Un type de piratage qui n'est pas sans rappeler les récentes révélations de l'ex-consultant Edward Snowden sur le programme d'espionnage de l'internet par le renseignement américain.

Sous couvert du programme PRISM, l'Agence nationale de sécurité (NSA) a en effet récupéré les listes d'appels téléphoniques de millions d'Américains et a surveillé les activités sur internet de nombreux étrangers.

«Nous savions que nous travaillions sur un sujet d'actualité», déclare à l'AFP le développeur du jeu, le Canadien Dominic Guay, tout en se remémorant son arrivée à l'hôtel quelques jours avant l'ouverture de l'E3.

«J'ai mis CNN et la première phrase que j'ai entendue était "violation de la vie privée". J'ai changé de chaîne, et sur Fox ils parlaient de "surveillance". J'ai dit à notre directeur créatif: "Ce sont nos mots-clés"», dit-il.

Ubisoft, le groupe français derrière les titres à succès Assassin's Creed et Prince of Persia, avait présenté une première version de Watch Dogs en 2012, avant de la peaufiner pour son lancement à l'E3 en début de semaine.

Situé à Chicago, le jeu suit Aiden Pearce, qui utilise son téléphone portable pour entrer dans le système opérationnel de la ville, qui contrôle l'électricité, les comptes bancaires ou les réseaux de télécommunications.

M. Guay affirme que la technologie permet désormais de concevoir un monde assez proche de celui décrit par George Orwell dans son livre d'anticipation 1984, où Big Brother surveille et contrôle tout.

«Heureusement, la plupart d'entre nous vivent dans des démocraties qui n'ont pas choisi cette voie. Mais c'est effrayant de penser qu'un gouvernement aussi brutal et néfaste que celui décrit dans 1984 dispose théoriquement des armes pour reproduire ce système», dit-il.
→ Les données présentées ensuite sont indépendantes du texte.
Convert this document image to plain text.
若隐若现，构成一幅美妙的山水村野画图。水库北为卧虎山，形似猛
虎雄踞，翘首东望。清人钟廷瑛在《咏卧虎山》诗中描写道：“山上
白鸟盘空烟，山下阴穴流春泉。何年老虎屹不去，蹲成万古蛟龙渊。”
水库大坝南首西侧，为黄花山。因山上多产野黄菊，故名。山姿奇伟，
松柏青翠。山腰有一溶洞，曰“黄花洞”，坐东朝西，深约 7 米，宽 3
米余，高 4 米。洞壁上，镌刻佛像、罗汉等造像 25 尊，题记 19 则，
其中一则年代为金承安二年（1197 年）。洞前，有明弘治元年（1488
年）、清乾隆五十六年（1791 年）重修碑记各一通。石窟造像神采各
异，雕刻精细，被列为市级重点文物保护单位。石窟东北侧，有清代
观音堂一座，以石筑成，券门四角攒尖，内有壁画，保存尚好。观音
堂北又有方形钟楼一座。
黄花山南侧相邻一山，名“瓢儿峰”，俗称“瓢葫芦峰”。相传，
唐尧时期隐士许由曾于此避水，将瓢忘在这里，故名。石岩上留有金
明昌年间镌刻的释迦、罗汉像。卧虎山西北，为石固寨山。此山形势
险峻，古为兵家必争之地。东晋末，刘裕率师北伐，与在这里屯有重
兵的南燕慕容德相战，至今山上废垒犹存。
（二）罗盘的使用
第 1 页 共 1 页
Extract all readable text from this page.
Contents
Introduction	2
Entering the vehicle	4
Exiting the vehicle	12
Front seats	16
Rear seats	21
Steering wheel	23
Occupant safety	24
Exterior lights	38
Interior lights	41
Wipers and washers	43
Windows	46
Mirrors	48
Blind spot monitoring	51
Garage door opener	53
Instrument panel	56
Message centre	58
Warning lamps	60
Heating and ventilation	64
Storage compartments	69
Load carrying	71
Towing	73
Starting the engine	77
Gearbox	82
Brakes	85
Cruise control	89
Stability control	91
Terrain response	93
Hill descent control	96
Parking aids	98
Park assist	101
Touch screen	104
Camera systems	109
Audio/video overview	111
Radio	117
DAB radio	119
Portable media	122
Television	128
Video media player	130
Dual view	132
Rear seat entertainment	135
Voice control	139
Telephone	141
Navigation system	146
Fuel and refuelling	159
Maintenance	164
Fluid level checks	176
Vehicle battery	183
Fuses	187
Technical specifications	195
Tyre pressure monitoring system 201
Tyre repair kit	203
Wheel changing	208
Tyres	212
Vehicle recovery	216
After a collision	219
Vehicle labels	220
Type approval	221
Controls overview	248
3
Dans Watch Dogs, le héros est d'abord motivé par l'esprit de revanche, mais à mesure qu'il découvre davantage de faces cachées de la ville, en piratant ses habitants et ses systèmes informatiques, il devient un «vigile», selon M. Guay.

«La plupart des piratages que nous montrons dans le jeu sont basés sur des choses qui sont vraiment arrivées. Nous les avons juste mises dans les mains d'un seul homme», déclare-t-il.

Et d'ajouter: «De fait, cela se passe au moment même où je vous parle. Cela rend la ville plus efficace, n'est-ce pas? Mais cela crée aussi des faiblesses que nous montrons dans notre jeu».

«Nous n'essayons pas de faire la morale», dit-il. «Mais nous espérons que les joueurs, quand ils auront fini de jouer, commenceront à en parler, et qu'ils pourront se forger une opinion à ce sujet».

Watch Dogs sera commercialisé en novembre, et sera disponible sur les consoles de dernière génération Playstation 4 et Xbox One.

Jack Tretton, patron de Sony Computer Entertainment of America, estime pour sa part que le jeu «est un reflet du divertissement grand public et qu'il est culturellement pertinent».

«Je pense que ce jeu est basé sur ce que les gens voient autour d'eux et dans la culture moderne», déclare-t-il à l'AFP.